In July, the Star-Tribune had an article about bicycling in Edina that I felt really had all kinds of messed-up priorities — focusing on ‘dedicated’ bikeways instead of sensibly-design streets, people driving while using cell-phones, and attempting to engineer around the standard behavior of children (yeah, good luck with THAT).
Now, in November, the same news source is looking at the recommendations of Edina’s bicycle task force. The very article starts with a pet peeve of mine — a focus on the wrong thing:
Edina has no signed or striped bike routes. That’s an amazing fact when biking is booming in the Twin Cities and Minneapolis is ranked second in the country in the proportion of people who bike to work.
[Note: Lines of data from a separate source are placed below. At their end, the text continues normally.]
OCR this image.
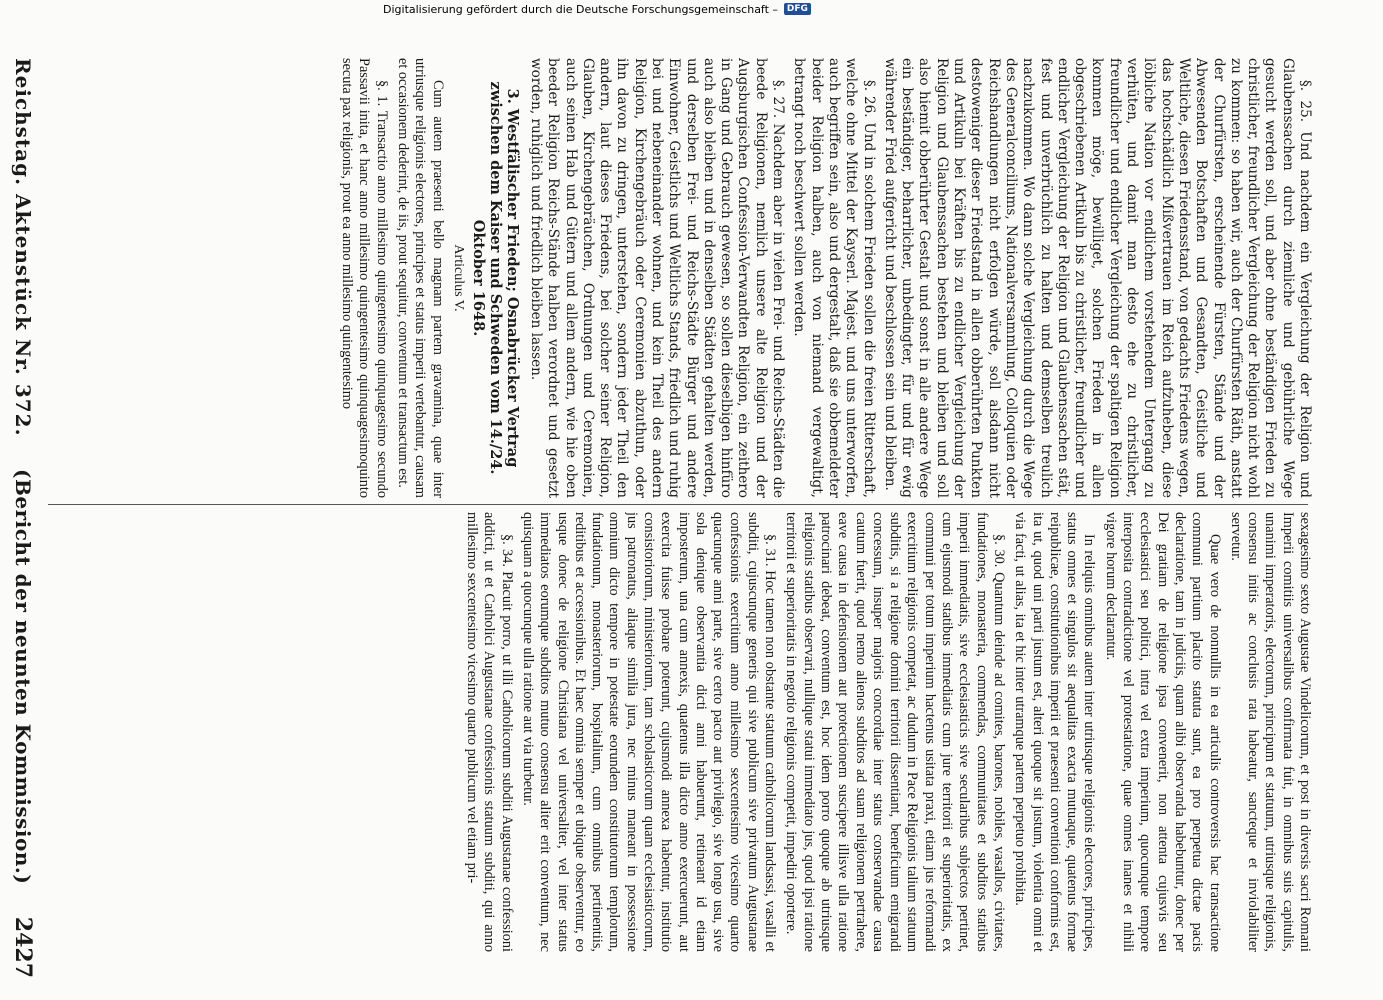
Reichstag. Aktenstück Nr. 372.
(Bericht der neunten Kommission.)
2427

§. 25. Und nachdem ein Vergleichung der Religion und Glaubenssachen durch ziemliche und gebührliche Wege gesucht werden soll, und aber ohne beständigen Frieden zu christlicher, freundlicher Vergleichung der Religion nicht wohl zu kommen: so haben wir, auch der Churfürsten Räth, anstatt der Churfürsten, erscheinende Fürsten, Stände und der Abwesenden Botschaften und Gesandten, Geistliche und Weltliche, diesen Friedensstand, von gedachts Friedens wegen, das hochschädlich Mißvertrauen im Reich aufzuheben, diese löbliche Nation vor endlichem vorstehendem Untergang zu verhüten, und damit man desto ehe zu christlicher, freundlicher und endlicher Vergleichung der spaltigen Religion kommen möge, bewilliget, solchen Frieden in allen obgeschriebenen Artikuln bis zu christlicher, freundlicher und endlicher Vergleichung der Religion und Glaubenssachen stät, fest und unverbrüchlich zu halten und demselben treulich nachzukommen. Wo dann solche Vergleichung durch die Wege des Generalconciliums, Nationalversammlung, Colloquien oder Reichshandlungen nicht erfolgen würde, soll alsdann nicht destoweniger dieser Friedstand in allen obberührten Punkten und Artikuln bei Kräften bis zu endlicher Vergleichung der Religion und Glaubenssachen bestehen und bleiben und soll also hiemit obberührter Gestalt und sonst in alle andere Wege ein beständiger, beharrlicher, unbedingter, für und für ewig währender Fried aufgericht und beschlossen sein und bleiben.

§. 26. Und in solchem Frieden sollen die freien Ritterschaft, welche ohne Mittel der Kayserl. Majest. und uns unterworfen, auch begriffen sein, also und dergestalt, daß sie obbemeldeter beider Religion halben, auch von niemand vergewaltigt, betrangt noch beschwert sollen werden.

§. 27. Nachdem aber in vielen Frei- und Reichs-Städten die beede Religionen, nemlich unsere alte Religion und der Augsburgischen Confession-Verwandten Religion, ein zeithero in Gang und Gebrauch gewesen, so sollen dieselbigen hinfüro auch also bleiben und in denselben Städten gehalten werden, und derselben Frei- und Reichs-Städte Bürger und andere Einwohner, Geistlichs und Weltlichs Stands, friedlich und ruhig bei und nebeneinander wohnen, und kein Theil des andern Religion, Kirchengebräuch oder Ceremonien abzuthun, oder ihn davon zu dringen, unterstehen, sondern jeder Theil den andern, laut dieses Friedens, bei solcher seiner Religion, Glauben, Kirchengebräuchen, Ordnungen und Ceremonien, auch seinen Hab und Gütern und allem andern, wie hie oben beeder Religion Reichs-Stände halben verordnet und gesetzt worden, ruhiglich und friedlich bleiben lassen.

3. Westfälischer Frieden; Osnabrücker Vertrag zwischen dem Kaiser und Schweden vom 14./24. Oktober 1648.

Articulus V.

Cum autem praesenti bello magnam partem gravamina, quae inter utriusque religionis electores, principes et status imperii vertebantur, causam et occasionem dederint, de iis, prout sequitur, conventum et transactum est.

§. 1. Transactio anno millesimo quingentesimo quinquagesimo secundo Passavii inita, et hanc anno millesimo quingentesimo quinquagesimoquinto secuta pax religionis, prout ea anno millesimo quingentesimo

sexagesimo sexto Augustae Vindelicorum, et post in diversis sacri Romani Imperii comitiis universalibus confirmata fuit, in omnibus suis capitulis, unanimi imperatoris, electorum, principum et statuum, utriusque religionis, consensu initis ac conclusis rata habeatur, sancteque et inviolabiliter servetur.

Quae vero de nonnullis in ea articulis controversis hac transactione communi partium placito statuta sunt, ea pro perpetua dictae pacis declaratione, tam in judiciis, quam alibi observanda habebuntur, donec per Dei gratiam de religione ipsa convenerit, non attenta cujusvis seu ecclesiastici seu politici, intra vel extra imperium, quocunque tempore interposita contradictione vel protestatione, quae omnes inanes et nihili vigore horum declarantur.

In reliquis omnibus autem inter utriusque religionis electores, principes, status omnes et singulos sit aequalitas exacta mutuaque, quatenus formae reipublicae, constitutionibus imperii et praesenti conventioni conformis est, ita ut, quod uni parti justum est, alteri quoque sit justum, violentia omni et via facti, ut alias, ita et hic inter utramque partem perpetuo prohibita.

§. 30. Quantum deinde ad comites, barones, nobiles, vasallos, civitates, fundationes, monasteria, commendas, communitates et subditos statibus imperii immediatis, sive ecclesiasticis sive secularibus subjectos pertinet, cum ejusmodi statibus immediatis cum jure territorii et superioritatis, ex communi per totum imperium hactenus usitata praxi, etiam jus reformandi exercitium religionis competat, ac dudum in Pace Religionis talium statuum subditis, si a religione domini territorii dissentiant, beneficium emigrandi concessum, insuper majoris concordiae inter status conservandae causa cautum fuerit, quod nemo alienos subditos ad suam religionem pertrahere, eave causa in defensionem aut protectionem suscipere illisve ulla ratione patrocinari debeat, conventum est, hoc idem porro quoque ab utriusque religionis statibus observari, nullique statui immediato jus, quod ipsi ratione territorii et superioritatis in negotio religionis competit, impediri oportere.

§. 31. Hoc tamen non obstante statuum catholicorum landsassi, vasalli et subditi, cujuscunque generis qui sive publicum sive privatum Augustanae confessionis exercitium anno millesimo sexcentesimo vicesimo quarto quacunque anni parte, sive certo pacto aut privilegio, sive longo usu, sive sola denique observantia dicti anni habuerunt, retineant id etiam imposterum, una cum annexis, quatenus illa dicto anno exercuerunt, aut exercita fuisse probare poterunt, cujusmodi annexa habentur, institutio consistoriorum, ministeriorum, tam scholasticorum quam ecclesiasticorum, jus patronatus, aliaque similia jura, nec minus maneant in possessione omnium dicto tempore in potestate eorundem constitutorum templorum, fundationum, monasteriorum, hospitalium, cum omnibus pertinentiis, reditibus et accessionibus. Et haec omnia semper et ubique observentur, eo usque donec de religione Christiana vel universaliter, vel inter status immediatos eorumque subditos mutuo consensu aliter erit conventum, nec quisquam a quocunque ulla ratione aut via turbetur.

§. 34. Placuit porro, ut illi Catholicorum subditi Augustanae confessioni addicti, ut et Catholici Augustanae confessionis statuum subditi, qui anno millesimo sexcentesimo vicesimo quarto publicum vel etiam pri-

Digitalisierung gefördert durch die Deutsche Forschungsgemeinschaft –	DFG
Again I must state: Striping and signs do not ‘create’ bicycle-friendly routings. In fact, many bicycle advocates believe that they create additional hostility toward cyclists. Some drivers perceive that such striping dictates bicycle road position and even roads that cyclists are ALLOWED to use. Reading letters to editors and online comments on various articles about bicycle issues emphasizes that this isn’t me or some tight-pantsed advocate who worries too much just thinking this. There’s evidence of this occurring.
Edina’s plan focuses on building several bike trails and striping a bunch of streets. Much of the proposed striping, in fact, is just wandering around with paint and not making any actual physical changes to roadways or traffic flow — they intend to paint bicycle markings on existing shoulders. Nothing presently prevents a cyclist from using these existing shoulders.
One task force argues that marking roads would prevent cars from honking and telling him to get on sidewalks, I think this is probably optimistic. I’ve had people tell me to ‘Get on the sidewalk!’ while both I and the car were within visual distance of a Share the Road sign. Signs and striping do very little to educate or reduce vehicular hostility. People who want to honk and intimidate are unlikely to undergo attitudinal shift because the shoulder’s been repainted and a sign erected.
That being said, it’s pretty ridiculous that the task force is having to suggest a complete streets policy aimed at improving roadways for multi-modal access during redesign or new builds. Even federal roadway policy already suggests that.
Bicycles fare best when they behave as, and are treated as, vehicles. ‘Separate but Equal’ treatment is not a good transportation or traffic calming strategy. Driver education that reaches both the drivers of automobiles and the drivers of bicycles is a much more needed strategy.